Apart from those two, being able to spend enough time at the beginning of a project for a detailed plan, while having the necessary flexibility to adapt during the implementation is critical too. In regard to personal skills, I think persistence and patience are both needed to complement and enhance the above.
With the high targets of housebuilding being set, do you think civil structural engineering opportunities in this sector will change much?
If we were all to commit to the targets for the numbers of new homes being delivered, there is no doubt that this would lead to increased demand for civil engineering opportunities. The housebuilding industry is currently facing challenges with an ageing workforce and associated skill shortage. I really feel this industry is extremely dynamic, exciting and with potential for great salaries too, so we all need to commit to re-branding our industry and showcasing what it can offer to potential new entrants.

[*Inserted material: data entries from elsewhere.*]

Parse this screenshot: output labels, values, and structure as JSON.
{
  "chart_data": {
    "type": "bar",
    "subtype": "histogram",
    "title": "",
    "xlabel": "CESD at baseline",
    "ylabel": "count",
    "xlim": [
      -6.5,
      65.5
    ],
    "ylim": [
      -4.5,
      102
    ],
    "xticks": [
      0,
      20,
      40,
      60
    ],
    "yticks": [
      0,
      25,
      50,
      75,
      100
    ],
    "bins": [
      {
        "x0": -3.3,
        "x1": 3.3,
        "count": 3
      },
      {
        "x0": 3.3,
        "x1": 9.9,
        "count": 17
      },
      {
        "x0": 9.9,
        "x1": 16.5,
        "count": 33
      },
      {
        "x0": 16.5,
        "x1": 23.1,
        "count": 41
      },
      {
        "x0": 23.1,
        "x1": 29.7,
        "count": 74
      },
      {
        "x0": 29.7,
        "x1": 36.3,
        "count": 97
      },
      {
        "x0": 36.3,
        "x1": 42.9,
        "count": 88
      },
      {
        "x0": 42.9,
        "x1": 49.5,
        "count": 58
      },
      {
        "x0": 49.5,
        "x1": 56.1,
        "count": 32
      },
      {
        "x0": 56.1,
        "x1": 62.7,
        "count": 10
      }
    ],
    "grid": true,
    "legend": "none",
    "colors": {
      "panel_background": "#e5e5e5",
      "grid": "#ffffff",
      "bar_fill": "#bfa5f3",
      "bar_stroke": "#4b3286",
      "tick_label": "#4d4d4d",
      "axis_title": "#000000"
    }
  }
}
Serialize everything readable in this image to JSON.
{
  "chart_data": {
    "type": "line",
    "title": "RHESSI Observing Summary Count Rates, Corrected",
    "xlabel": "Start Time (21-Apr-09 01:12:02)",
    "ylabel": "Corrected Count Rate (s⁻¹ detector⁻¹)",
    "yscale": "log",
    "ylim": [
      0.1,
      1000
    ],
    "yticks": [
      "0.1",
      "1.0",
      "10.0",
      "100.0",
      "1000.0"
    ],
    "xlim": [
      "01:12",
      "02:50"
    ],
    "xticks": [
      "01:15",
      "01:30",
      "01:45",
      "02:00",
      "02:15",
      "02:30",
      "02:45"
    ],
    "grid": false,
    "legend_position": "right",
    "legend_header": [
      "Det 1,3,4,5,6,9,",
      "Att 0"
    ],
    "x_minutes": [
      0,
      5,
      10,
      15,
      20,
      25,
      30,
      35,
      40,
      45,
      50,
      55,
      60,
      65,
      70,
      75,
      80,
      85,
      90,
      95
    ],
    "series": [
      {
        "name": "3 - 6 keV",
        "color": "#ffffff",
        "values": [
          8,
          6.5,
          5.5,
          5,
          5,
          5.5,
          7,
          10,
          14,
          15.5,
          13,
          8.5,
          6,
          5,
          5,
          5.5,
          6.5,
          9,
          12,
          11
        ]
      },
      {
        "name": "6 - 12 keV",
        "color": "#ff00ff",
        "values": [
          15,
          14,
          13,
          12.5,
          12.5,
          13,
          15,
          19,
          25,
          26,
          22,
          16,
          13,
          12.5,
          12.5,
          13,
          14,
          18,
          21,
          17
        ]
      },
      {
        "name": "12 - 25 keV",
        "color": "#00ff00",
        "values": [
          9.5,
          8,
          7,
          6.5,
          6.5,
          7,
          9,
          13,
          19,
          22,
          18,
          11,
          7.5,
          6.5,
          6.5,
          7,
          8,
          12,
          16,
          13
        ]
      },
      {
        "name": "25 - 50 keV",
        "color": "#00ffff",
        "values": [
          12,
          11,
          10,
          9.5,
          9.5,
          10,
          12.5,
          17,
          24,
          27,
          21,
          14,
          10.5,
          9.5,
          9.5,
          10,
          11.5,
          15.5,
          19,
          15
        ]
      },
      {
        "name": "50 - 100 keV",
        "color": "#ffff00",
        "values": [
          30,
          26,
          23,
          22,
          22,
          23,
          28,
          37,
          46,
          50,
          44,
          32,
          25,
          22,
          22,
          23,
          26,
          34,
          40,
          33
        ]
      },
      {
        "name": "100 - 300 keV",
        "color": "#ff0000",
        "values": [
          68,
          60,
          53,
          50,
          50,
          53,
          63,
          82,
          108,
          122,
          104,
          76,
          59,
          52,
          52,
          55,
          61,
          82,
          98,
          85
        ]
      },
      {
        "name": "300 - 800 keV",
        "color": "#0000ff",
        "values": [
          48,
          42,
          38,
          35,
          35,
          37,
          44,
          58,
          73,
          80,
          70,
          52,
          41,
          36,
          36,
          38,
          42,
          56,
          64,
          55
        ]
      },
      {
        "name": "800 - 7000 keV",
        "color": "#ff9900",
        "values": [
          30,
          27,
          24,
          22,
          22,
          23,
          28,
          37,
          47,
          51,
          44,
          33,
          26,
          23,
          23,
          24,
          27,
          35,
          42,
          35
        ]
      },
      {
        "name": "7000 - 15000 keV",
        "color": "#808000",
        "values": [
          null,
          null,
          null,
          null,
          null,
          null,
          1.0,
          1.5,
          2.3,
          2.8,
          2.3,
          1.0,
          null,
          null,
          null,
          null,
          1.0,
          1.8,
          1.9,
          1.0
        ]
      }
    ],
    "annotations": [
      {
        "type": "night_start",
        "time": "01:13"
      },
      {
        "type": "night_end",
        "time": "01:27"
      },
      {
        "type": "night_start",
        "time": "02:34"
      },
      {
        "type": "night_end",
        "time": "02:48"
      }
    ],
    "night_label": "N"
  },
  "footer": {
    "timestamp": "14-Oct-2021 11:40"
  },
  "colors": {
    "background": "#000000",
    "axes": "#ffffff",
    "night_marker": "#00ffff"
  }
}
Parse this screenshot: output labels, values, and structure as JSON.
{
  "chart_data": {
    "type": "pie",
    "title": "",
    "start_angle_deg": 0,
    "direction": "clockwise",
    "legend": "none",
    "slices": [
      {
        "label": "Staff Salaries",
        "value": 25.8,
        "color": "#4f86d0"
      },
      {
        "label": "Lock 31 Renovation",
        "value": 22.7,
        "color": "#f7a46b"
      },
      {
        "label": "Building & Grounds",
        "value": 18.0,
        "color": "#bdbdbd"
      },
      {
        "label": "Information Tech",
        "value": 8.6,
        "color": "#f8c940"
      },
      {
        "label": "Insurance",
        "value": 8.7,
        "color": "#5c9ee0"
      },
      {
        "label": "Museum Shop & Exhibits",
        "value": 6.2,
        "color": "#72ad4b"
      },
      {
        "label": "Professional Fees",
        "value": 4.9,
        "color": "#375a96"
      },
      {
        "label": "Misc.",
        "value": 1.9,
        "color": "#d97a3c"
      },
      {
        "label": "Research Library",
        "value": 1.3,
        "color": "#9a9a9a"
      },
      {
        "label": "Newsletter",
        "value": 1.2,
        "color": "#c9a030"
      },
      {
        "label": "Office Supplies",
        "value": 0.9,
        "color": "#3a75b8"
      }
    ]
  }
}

Apart from this, one should not overlook the fact that the housebuilding market offers opportunities to approximately 200 other professions. A civil engineer is well positioned to switch and assume a plethora of these roles, through the right guidance and accreditation paths.
Do you have any advice for anyone considering housebuilding-related civil structural engineering as a career path?
First of all, for anyone wanting to enter the industry from outside the UK like myself, I would recommend getting practical experience early on and following up with good academic qualifications.
Civil engineering is definitely one of the oldest professions to exist, it’s still evolving and one of the most respected worldwide – and for a very good reason. It provides a solid foundation to either become a specialist in a particular area of interest or become a generalist and assume managerial roles. Also, it is one of the few professions that allows the ability to switch from a specialist to generalist role and vice versa. For example, a structural analyst can easily understand the costs associated with the construction, which is one of the main tasks of a PM. Similarly, a PM with civil engineering background can easily conduct a structural analysis that is technically sound and also cost effective. There are not many professions out there with similar offerings.
There is no doubt that there will always be a demand for housing and infrastructure, and the civil engineers are among the most well-suited professionals for assuming a plethora of roles within the industry.